We have thoughts on additional details (control messages, data message format, etc) but thought that we should get agreement on the basics first.
Comments on the initial version of this document are captured below:
-
gRPC could be used for the control channel. It's the favored messaging protocol these days and would make it easy to write production as well as test applications. It can actually be quite performant, especially if streaming connections are used.
-
We need to think about a "management" interface to the HA subsystem, to configure operating parameters (e.g. timeouts), perform resets, query states and statistics, etc. This then begs the question, "will there be a SAI API to the HA controller?"
-
Presumably a behavioral model could be built which allows the algorithm to be evaluated and simulated at scale, without requiring actual HW targets. (Extra credit: this could even be plugged into e.g.
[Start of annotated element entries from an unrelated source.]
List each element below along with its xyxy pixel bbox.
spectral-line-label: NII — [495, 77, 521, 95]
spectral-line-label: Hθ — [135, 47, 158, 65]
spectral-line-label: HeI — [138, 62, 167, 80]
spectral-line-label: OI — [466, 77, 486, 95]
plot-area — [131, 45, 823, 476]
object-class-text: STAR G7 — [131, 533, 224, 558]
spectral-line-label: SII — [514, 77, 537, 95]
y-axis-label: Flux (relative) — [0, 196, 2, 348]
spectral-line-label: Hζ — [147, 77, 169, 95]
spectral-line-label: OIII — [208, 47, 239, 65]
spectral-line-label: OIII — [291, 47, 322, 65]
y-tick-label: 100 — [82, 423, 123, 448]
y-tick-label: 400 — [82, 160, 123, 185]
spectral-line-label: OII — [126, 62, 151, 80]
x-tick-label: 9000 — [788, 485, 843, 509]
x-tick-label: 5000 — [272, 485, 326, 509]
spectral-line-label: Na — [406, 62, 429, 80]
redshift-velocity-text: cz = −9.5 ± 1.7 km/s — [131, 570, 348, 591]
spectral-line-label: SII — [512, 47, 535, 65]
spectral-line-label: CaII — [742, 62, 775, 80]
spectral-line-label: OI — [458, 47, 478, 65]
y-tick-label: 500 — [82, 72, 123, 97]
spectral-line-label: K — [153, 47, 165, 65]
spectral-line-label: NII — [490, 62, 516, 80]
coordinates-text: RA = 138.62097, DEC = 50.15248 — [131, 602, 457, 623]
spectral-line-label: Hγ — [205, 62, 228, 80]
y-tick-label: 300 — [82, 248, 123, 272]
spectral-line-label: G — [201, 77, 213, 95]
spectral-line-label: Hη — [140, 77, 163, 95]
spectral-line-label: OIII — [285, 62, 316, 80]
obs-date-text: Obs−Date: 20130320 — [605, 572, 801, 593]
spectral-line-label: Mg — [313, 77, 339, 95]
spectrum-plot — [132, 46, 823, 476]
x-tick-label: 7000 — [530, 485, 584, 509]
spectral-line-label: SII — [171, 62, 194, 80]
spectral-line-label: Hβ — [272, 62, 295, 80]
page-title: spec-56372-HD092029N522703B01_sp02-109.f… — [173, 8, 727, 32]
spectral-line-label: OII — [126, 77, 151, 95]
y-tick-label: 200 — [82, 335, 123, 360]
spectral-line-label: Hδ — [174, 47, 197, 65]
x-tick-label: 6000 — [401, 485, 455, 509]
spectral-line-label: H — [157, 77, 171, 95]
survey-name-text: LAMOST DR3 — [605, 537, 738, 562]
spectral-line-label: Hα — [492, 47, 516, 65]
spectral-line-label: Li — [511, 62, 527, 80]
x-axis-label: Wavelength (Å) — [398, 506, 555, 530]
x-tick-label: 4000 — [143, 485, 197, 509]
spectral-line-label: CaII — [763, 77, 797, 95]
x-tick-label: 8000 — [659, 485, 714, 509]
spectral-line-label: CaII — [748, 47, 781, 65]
NS3 simulations).
-
We need to think about test & performance criteria, even test techniques. If we pose some requirements, we need to ensure they're testable. This might require extra observability features (streaming internal state & stats updates, above and beyond the presumed management API).
-
We need to think about continuous observability, including a high-fidelity mode (e.g. streaming high-speed updates of the internal states) to be able to judge performance of the HA system in a lab or even live environment.